Но тщетно пытался Сергей Павлович уловить хотя бы слово в едва слышной и невнятной речи священника. Он осторожно поглядел по сторонам. Все вокруг стояли с опущенными головами, и многие, похоже, подремывали. Аня обернулась к нему.
– «И вопроси Его некий князь, глаголя…» – тихо подсказала она.
– Какой князь?
– Он читает по церковно-славянски. По-русски – спросил Его некто из начальствующих. То место, где сказано про верблюда и игольные уши… Сейчас читает. Слушай.
Верблюда и игольные уши Сергей Павлович кое-как разобрал, а все остальное – вспомнил. Был в Галилее некий начальник, желавший получить пропуск в жизнь вечную и место рядом с праотцами. И спросил у Христа: какую цену дóлжно уплатить человеку за это? Христос сказал: соблюдай заповеди. Тот ответил: с юности моей соблюдаю я их. Тогда Христос сказал: продай все, что имеешь, раздай нищим и ступай за Мной. И как же переменился в лице Его собеседник! Как опечалился! Как сник! А все потому, что был очень богат. Тогда-то, глядя на него, и промолвил Иисус, что удобней верблюду пройти сквозь игольные уши, нежели богатому войти в Царство Божие. Кто ж в таком случае будет избавлен от мучений верблюда, который лишь с громадным трудом способен протиснуться в игольные уши – калитку рядом с большими иерусалимскими воротами? Кто может спастись? Одни только бедные? Или, во всяком случае, небогатые? Законный вопрос. Но загадочными словами отвечал на него Иисус: невозможное человекам Богу возможно.
– …возможна есть от Бога! – священник в алтаре возвысил голос, и, не дождавшись, пока стихнет последнее, протяжное «а», во всю мощь грянул хор:
– Слава Тебе, Господи, слава Тебе.
Само по себе утверждение Иисуса о возможности для Бога невозможного для человека сомнений не вызывало. На то и Бог, чтобы мы сознавали собственную немощь. Однако где связь между всемогуществом Создателя всего и всех и начальником (по-видимому, синагоги), не пожелавшим пожертвовать своим богатством ради вечной жизни на Небесах? Следует ли понимать сообщение евангелиста в том смысле, что Господу ничего не стоит превратить движимое и недвижимое помянутого начальника в прах и тлен, а его самого – в последнего галилейского попрошайку? Не такая ли, кстати, участь постигла жителя земли Уц, счастливого мужа и отца, обладателя огромных стад и обширных пастбищ? Но при распределении заветных мест в Царстве Небесном будет ли принята Богом в зачет жертва недобровольная? Ибо одно дело – когда ты сам, собственной рукой раздаешь накопленные тобой сокровища, и совсем другое – когда оказываешься в руке Бога живого, которая отнимает у тебя все, вплоть до последнего дыхания. Или, быть может, будучи в хорошем расположении, Господь снизойдет и к тому, кто разбогател от усердных своих трудов, и не через игольные уши пустит раба Божьего в Свое Царствие, а через широкие врата, коими входят нищие, блаженные и праведники?

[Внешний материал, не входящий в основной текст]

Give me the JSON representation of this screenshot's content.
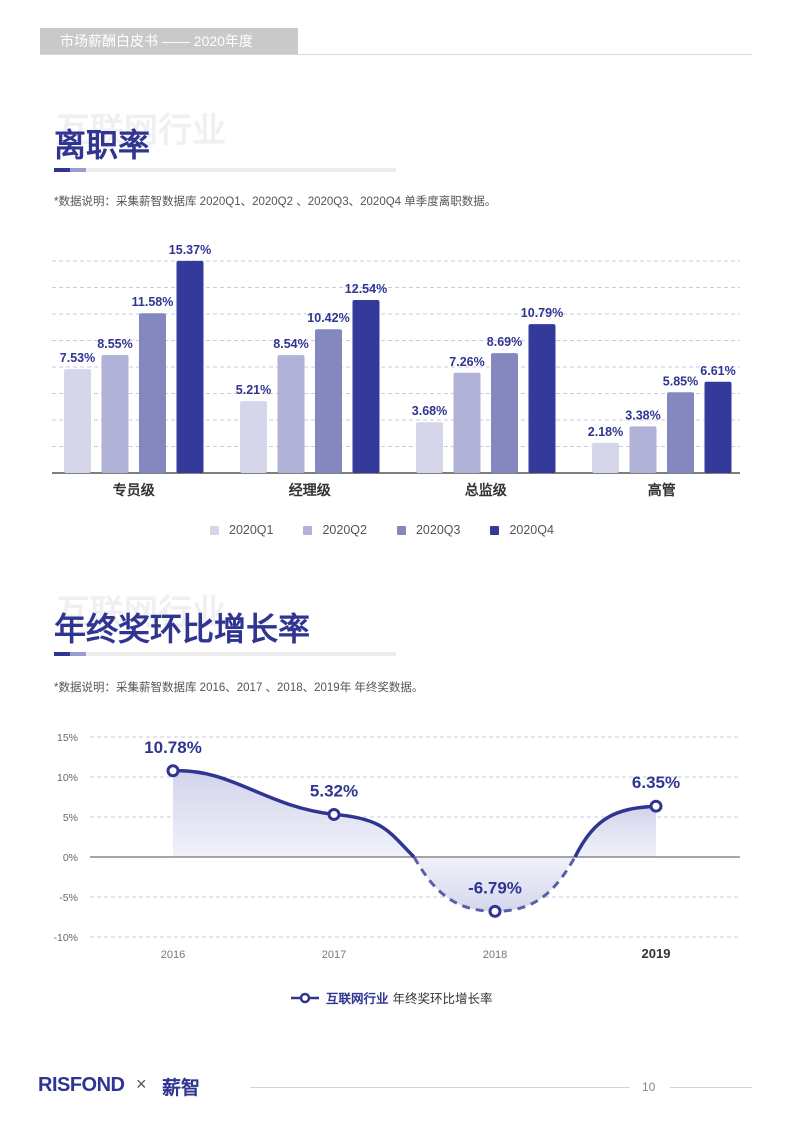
{
  "header": {
    "tab_label": "市场薪酬白皮书 —— 2020年度"
  },
  "section1": {
    "watermark": "互联网行业",
    "title": "离职率",
    "note": "*数据说明：采集薪智数据库 2020Q1、2020Q2 、2020Q3、2020Q4 单季度离职数据。"
  },
  "section2": {
    "watermark": "互联网行业",
    "title": "年终奖环比增长率",
    "note": "*数据说明：采集薪智数据库 2016、2017 、2018、2019年 年终奖数据。"
  },
  "colors": {
    "q1": "#d5d6ea",
    "q2": "#b0b2d7",
    "q3": "#8587bf",
    "q4": "#333a99",
    "accent": "#2f3590"
  },
  "chart_data": [
    {
      "type": "bar",
      "categories": [
        "专员级",
        "经理级",
        "总监级",
        "高管"
      ],
      "series": [
        {
          "name": "2020Q1",
          "values": [
            7.53,
            5.21,
            3.68,
            2.18
          ]
        },
        {
          "name": "2020Q2",
          "values": [
            8.55,
            8.54,
            7.26,
            3.38
          ]
        },
        {
          "name": "2020Q3",
          "values": [
            11.58,
            10.42,
            8.69,
            5.85
          ]
        },
        {
          "name": "2020Q4",
          "values": [
            15.37,
            12.54,
            10.79,
            6.61
          ]
        }
      ],
      "value_suffix": "%",
      "grid": true,
      "legend": "bottom"
    },
    {
      "type": "area",
      "x": [
        "2016",
        "2017",
        "2018",
        "2019"
      ],
      "series": [
        {
          "name": "",
          "values": [
            10.78,
            5.32,
            -6.79,
            6.35
          ]
        }
      ],
      "y_ticks": [
        "15%",
        "10%",
        "5%",
        "0%",
        "-5%",
        "-10%"
      ],
      "ylim": [
        -10,
        15
      ],
      "value_suffix": "%",
      "grid": true,
      "legend": "bottom"
    }
  ],
  "legend2": {
    "brand": "互联网行业",
    "label": "年终奖环比增长率"
  },
  "footer": {
    "brand1": "RISFOND",
    "x": "×",
    "brand2": "薪智",
    "page": "10"
  }
}
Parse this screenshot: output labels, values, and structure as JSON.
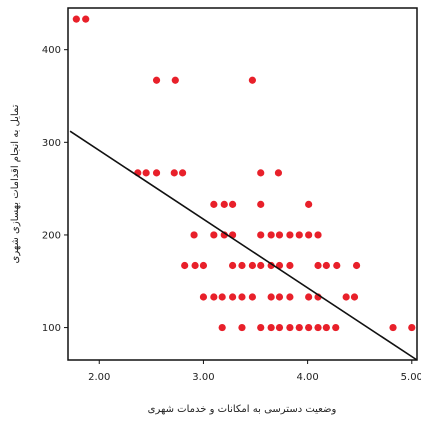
{
  "chart_data": {
    "type": "scatter",
    "title": "",
    "xlabel": "وضعیت دسترسی به امکانات و خدمات شهری",
    "ylabel": "تمایل به انجام اقدامات بهسازی شهری",
    "xlim": [
      1.7,
      5.05
    ],
    "ylim": [
      65,
      445
    ],
    "xticks": [
      2.0,
      3.0,
      4.0,
      5.0
    ],
    "xtick_labels": [
      "2.00",
      "3.00",
      "4.00",
      "5.00"
    ],
    "yticks": [
      100,
      200,
      300,
      400
    ],
    "ytick_labels": [
      "100",
      "200",
      "300",
      "400"
    ],
    "grid": false,
    "legend": "none",
    "colors": {
      "points": "#e8202a",
      "fit_line": "#111111",
      "axes": "#111111"
    },
    "series": [
      {
        "points": [
          [
            1.78,
            433
          ],
          [
            1.87,
            433
          ],
          [
            2.55,
            367
          ],
          [
            2.73,
            367
          ],
          [
            3.47,
            367
          ],
          [
            2.37,
            267
          ],
          [
            2.45,
            267
          ],
          [
            2.55,
            267
          ],
          [
            2.72,
            267
          ],
          [
            2.8,
            267
          ],
          [
            3.55,
            267
          ],
          [
            3.72,
            267
          ],
          [
            3.1,
            233
          ],
          [
            3.2,
            233
          ],
          [
            3.28,
            233
          ],
          [
            3.55,
            233
          ],
          [
            4.01,
            233
          ],
          [
            2.91,
            200
          ],
          [
            3.1,
            200
          ],
          [
            3.2,
            200
          ],
          [
            3.28,
            200
          ],
          [
            3.55,
            200
          ],
          [
            3.65,
            200
          ],
          [
            3.73,
            200
          ],
          [
            3.83,
            200
          ],
          [
            3.92,
            200
          ],
          [
            4.01,
            200
          ],
          [
            4.1,
            200
          ],
          [
            2.82,
            167
          ],
          [
            2.92,
            167
          ],
          [
            3.0,
            167
          ],
          [
            3.28,
            167
          ],
          [
            3.37,
            167
          ],
          [
            3.47,
            167
          ],
          [
            3.55,
            167
          ],
          [
            3.65,
            167
          ],
          [
            3.73,
            167
          ],
          [
            3.83,
            167
          ],
          [
            4.1,
            167
          ],
          [
            4.18,
            167
          ],
          [
            4.28,
            167
          ],
          [
            4.47,
            167
          ],
          [
            3.0,
            133
          ],
          [
            3.1,
            133
          ],
          [
            3.18,
            133
          ],
          [
            3.28,
            133
          ],
          [
            3.37,
            133
          ],
          [
            3.47,
            133
          ],
          [
            3.65,
            133
          ],
          [
            3.73,
            133
          ],
          [
            3.83,
            133
          ],
          [
            4.01,
            133
          ],
          [
            4.1,
            133
          ],
          [
            4.37,
            133
          ],
          [
            4.45,
            133
          ],
          [
            3.18,
            100
          ],
          [
            3.37,
            100
          ],
          [
            3.55,
            100
          ],
          [
            3.65,
            100
          ],
          [
            3.73,
            100
          ],
          [
            3.83,
            100
          ],
          [
            3.92,
            100
          ],
          [
            4.01,
            100
          ],
          [
            4.1,
            100
          ],
          [
            4.18,
            100
          ],
          [
            4.27,
            100
          ],
          [
            4.82,
            100
          ],
          [
            5.0,
            100
          ]
        ]
      }
    ],
    "fit_line": {
      "x": [
        1.72,
        5.05
      ],
      "y": [
        312,
        65
      ]
    }
  }
}
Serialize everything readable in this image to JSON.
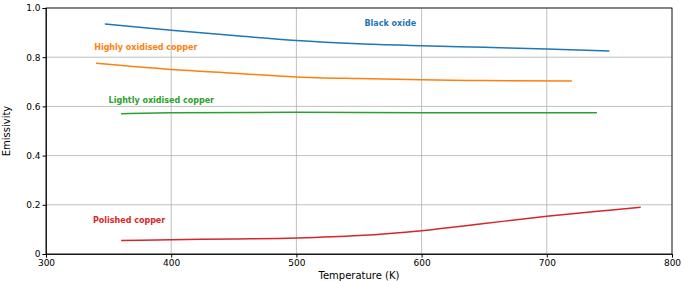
{
  "chart_data": {
    "type": "line",
    "x_label": "Temperature (K)",
    "y_label": "Emissivity",
    "xlim": [
      300,
      800
    ],
    "xticks": [
      300,
      400,
      500,
      600,
      700,
      800
    ],
    "ylim": [
      0,
      1
    ],
    "yticks": [
      0,
      0.2,
      0.4,
      0.6,
      0.8,
      {
        "value": 1,
        "label": "1.0"
      }
    ],
    "grid": true,
    "series": [
      {
        "name": "Black oxide",
        "color": "#1f77b4",
        "x": [
          347,
          400,
          450,
          500,
          550,
          600,
          650,
          700,
          750
        ],
        "values": [
          0.935,
          0.91,
          0.888,
          0.868,
          0.855,
          0.847,
          0.84,
          0.833,
          0.825
        ]
      },
      {
        "name": "Highly oxidised copper",
        "color": "#ff7f0e",
        "x": [
          340,
          400,
          450,
          500,
          550,
          600,
          650,
          720
        ],
        "values": [
          0.775,
          0.75,
          0.735,
          0.72,
          0.713,
          0.708,
          0.705,
          0.703
        ]
      },
      {
        "name": "Lightly oxidised copper",
        "color": "#2ca02c",
        "x": [
          360,
          400,
          500,
          600,
          700,
          740
        ],
        "values": [
          0.57,
          0.574,
          0.576,
          0.574,
          0.574,
          0.574
        ]
      },
      {
        "name": "Polished copper",
        "color": "#d62728",
        "x": [
          360,
          400,
          450,
          500,
          550,
          600,
          650,
          700,
          750,
          775
        ],
        "values": [
          0.055,
          0.058,
          0.061,
          0.065,
          0.075,
          0.095,
          0.124,
          0.153,
          0.178,
          0.19
        ]
      }
    ]
  }
}
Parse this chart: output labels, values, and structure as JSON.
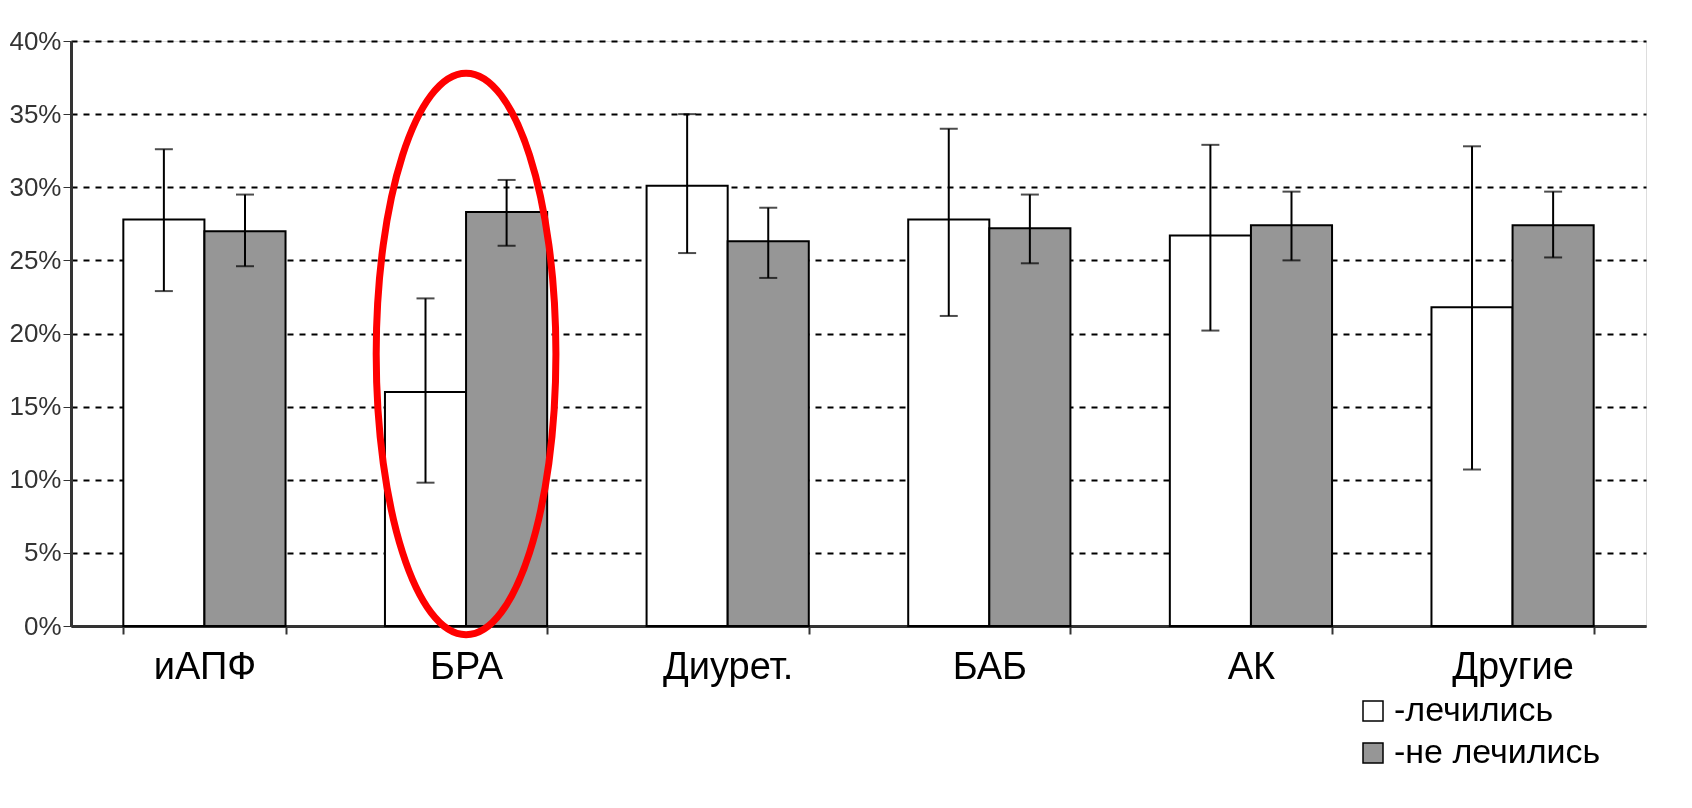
{
  "chart_data": {
    "type": "bar",
    "categories": [
      "иАПФ",
      "БРА",
      "Диурет.",
      "БАБ",
      "АК",
      "Другие"
    ],
    "series": [
      {
        "name": "-лечились",
        "color": "#ffffff",
        "values": [
          27.8,
          16.0,
          30.1,
          27.8,
          26.7,
          21.8
        ],
        "errors": [
          [
            22.9,
            32.6
          ],
          [
            9.8,
            22.4
          ],
          [
            25.5,
            35.0
          ],
          [
            21.2,
            34.0
          ],
          [
            20.2,
            32.9
          ],
          [
            10.7,
            32.8
          ]
        ]
      },
      {
        "name": "-не лечились",
        "color": "#969696",
        "values": [
          27.0,
          28.3,
          26.3,
          27.2,
          27.4,
          27.4
        ],
        "errors": [
          [
            24.6,
            29.5
          ],
          [
            26.0,
            30.5
          ],
          [
            23.8,
            28.6
          ],
          [
            24.8,
            29.5
          ],
          [
            25.0,
            29.7
          ],
          [
            25.2,
            29.7
          ]
        ]
      }
    ],
    "ylim": [
      0,
      40
    ],
    "yticks": [
      {
        "value": 0,
        "label": "0%"
      },
      {
        "value": 5,
        "label": "5%"
      },
      {
        "value": 10,
        "label": "10%"
      },
      {
        "value": 15,
        "label": "15%"
      },
      {
        "value": 20,
        "label": "20%"
      },
      {
        "value": 25,
        "label": "25%"
      },
      {
        "value": 30,
        "label": "30%"
      },
      {
        "value": 35,
        "label": "35%"
      },
      {
        "value": 40,
        "label": "40%"
      }
    ],
    "grid": "y",
    "line_style": "dashed",
    "legend": "bottom right"
  }
}
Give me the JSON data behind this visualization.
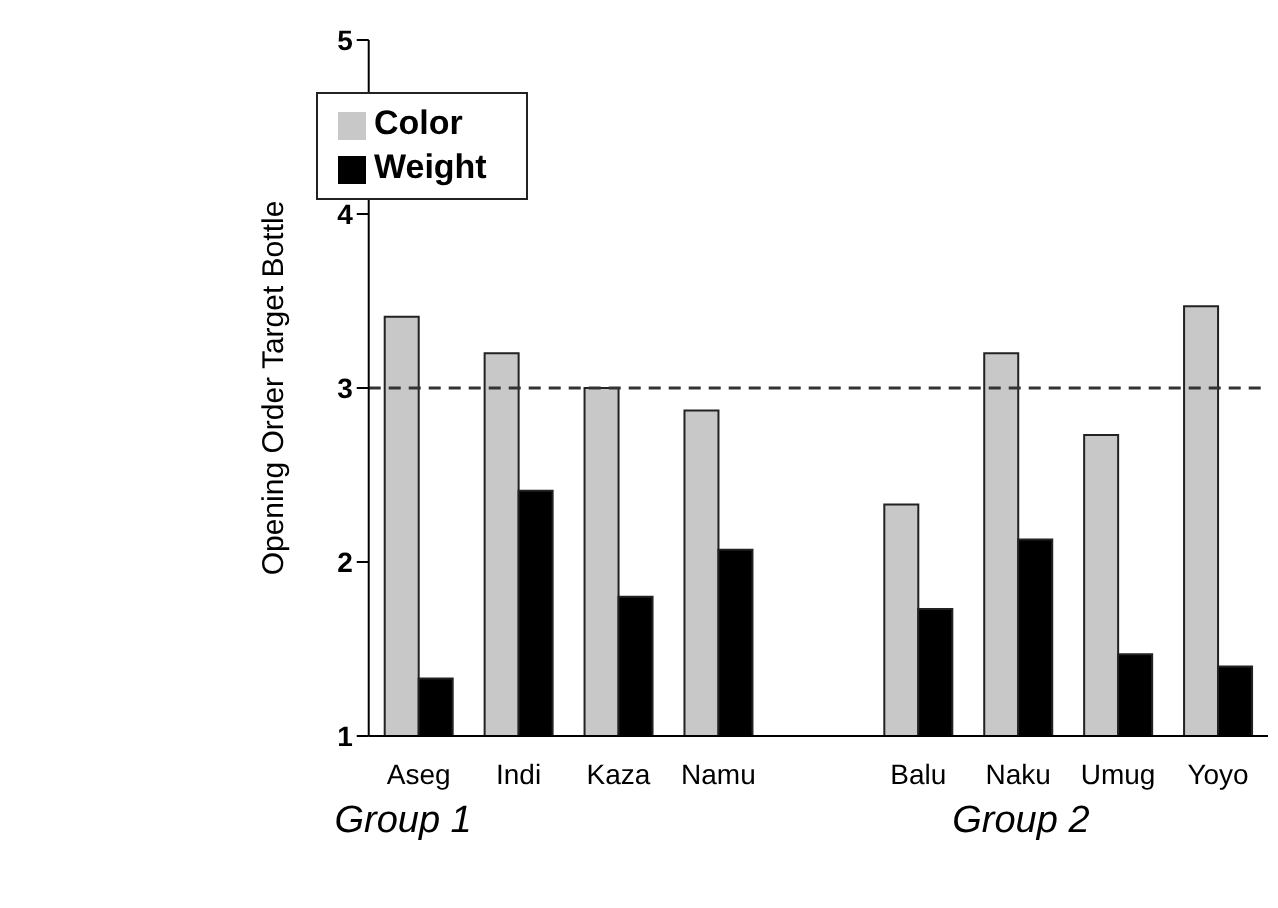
{
  "chart_data": {
    "type": "bar",
    "ylabel": "Opening Order Target Bottle",
    "categories": [
      "Aseg",
      "Indi",
      "Kaza",
      "Namu",
      null,
      "Balu",
      "Naku",
      "Umug",
      "Yoyo"
    ],
    "series": [
      {
        "name": "Color",
        "color": "#c8c8c8",
        "values": [
          3.41,
          3.2,
          3.0,
          2.87,
          null,
          2.33,
          3.2,
          2.73,
          3.47
        ]
      },
      {
        "name": "Weight",
        "color": "#000000",
        "values": [
          1.33,
          2.41,
          1.8,
          2.07,
          null,
          1.73,
          2.13,
          1.47,
          1.4
        ]
      }
    ],
    "ylim": [
      1,
      5
    ],
    "yticks": [
      1,
      2,
      3,
      4,
      5
    ],
    "grid": false,
    "legend": "top left",
    "ref_lines": [
      {
        "axis": "y",
        "value": 3,
        "line_style": "dashed",
        "color": "#333333"
      }
    ],
    "annotations": [
      "Group 1",
      "Group 2"
    ]
  }
}
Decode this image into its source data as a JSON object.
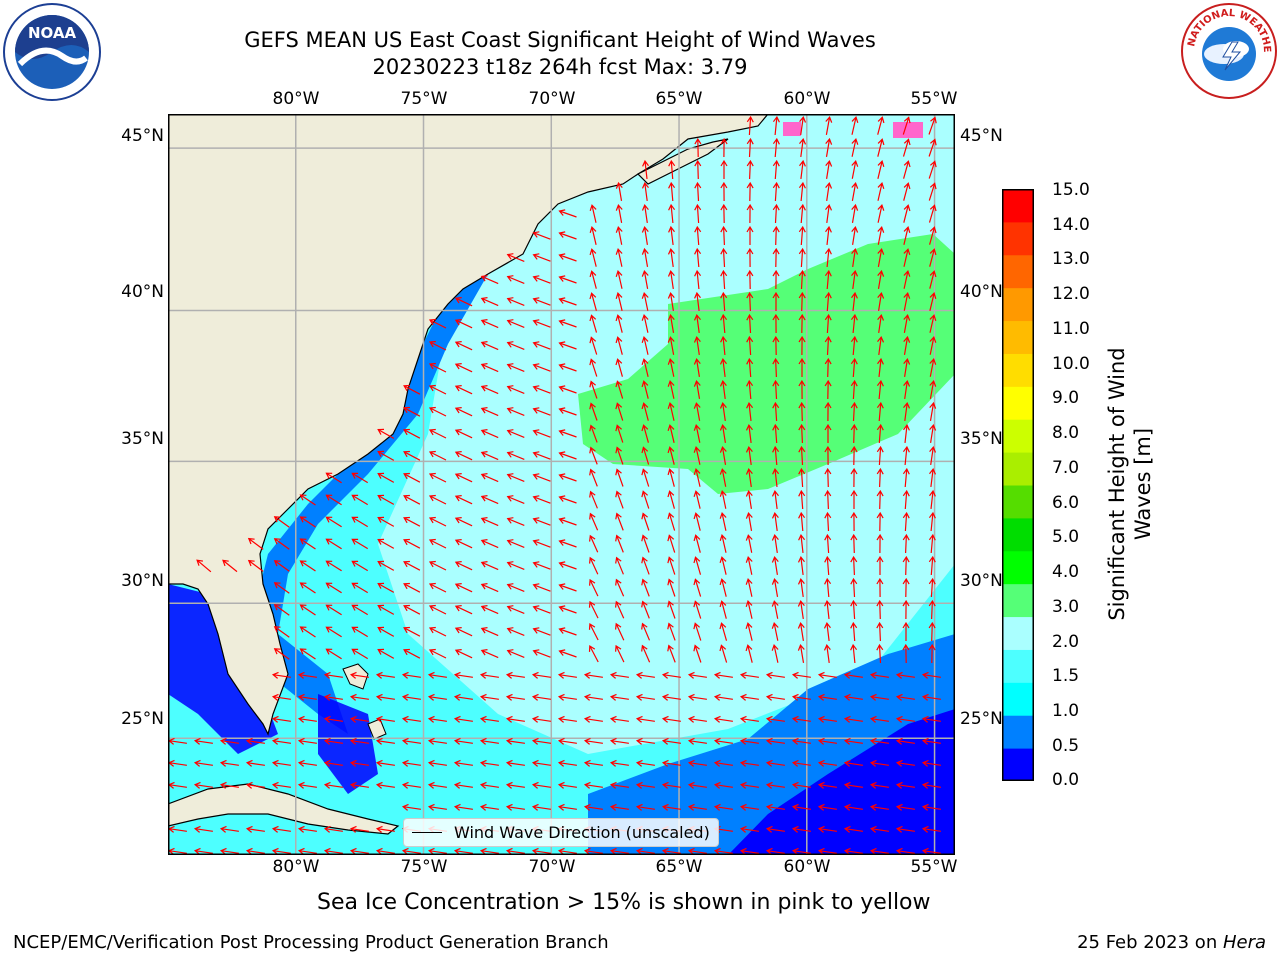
{
  "title": {
    "line1": "GEFS MEAN US East Coast Significant Height of Wind Waves",
    "line2": "20230223 t18z 264h fcst   Max: 3.79"
  },
  "logos": {
    "left": "NOAA",
    "right": "NATIONAL WEATHER SERVICE"
  },
  "map": {
    "lon_ticks": [
      "80°W",
      "75°W",
      "70°W",
      "65°W",
      "60°W",
      "55°W"
    ],
    "lat_ticks": [
      "45°N",
      "40°N",
      "35°N",
      "30°N",
      "25°N"
    ],
    "extent": {
      "lon_min": -85,
      "lon_max": -54.2,
      "lat_min": 20.5,
      "lat_max": 46
    },
    "legend_label": "Wind Wave Direction (unscaled)",
    "arrow_color": "#ff0000",
    "land_color": "#efedda"
  },
  "colorbar": {
    "label": "Significant Height of Wind Waves [m]",
    "ticks": [
      "15.0",
      "14.0",
      "13.0",
      "12.0",
      "11.0",
      "10.0",
      "9.0",
      "8.0",
      "7.0",
      "6.0",
      "5.0",
      "4.0",
      "3.0",
      "2.0",
      "1.5",
      "1.0",
      "0.5",
      "0.0"
    ],
    "colors_bottom_to_top": [
      "#0000ff",
      "#0080ff",
      "#00ffff",
      "#4dffff",
      "#aaffff",
      "#55ff77",
      "#00ff00",
      "#00dd00",
      "#55dd00",
      "#aaee00",
      "#ccff00",
      "#ffff00",
      "#ffdd00",
      "#ffbb00",
      "#ff9900",
      "#ff6600",
      "#ff3300",
      "#ff0000"
    ]
  },
  "note": "Sea Ice Concentration > 15% is shown in pink to yellow",
  "footer": {
    "left": "NCEP/EMC/Verification Post Processing Product Generation Branch",
    "right_date": "25 Feb 2023 on ",
    "right_host": "Hera"
  }
}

– Вот, – говорил между тем о. Вячеслав, взяв с аналоя Распятие и обеими руками держа его перед собой, – слышали вы сейчас, как трудно стяжается Царство Небесное. Далеко не всякий из нас, подобно Антонину Великому, способен раздать все свое добро и уйти пустынножительствовать. Да и где, – как бы размышляя вслух, прибавил он, – та пустыня, в которой сегодня можно скрыться от мира? Была некогда велика земля, а стала теперь с горошину. Куда бежать? Где найти убежище душе своей? Отыскать место святое, недоступное соблазнам плоти и духа? Если уж Спаситель наш в пустыне искушаем был сатаной, то не подобает ли нам искать тихое пристанище не в пещере и не в монастырских стенах, а только лишь в крепости веры и в нерушимом убеждении, что один Христос есть путь, истина и жизнь?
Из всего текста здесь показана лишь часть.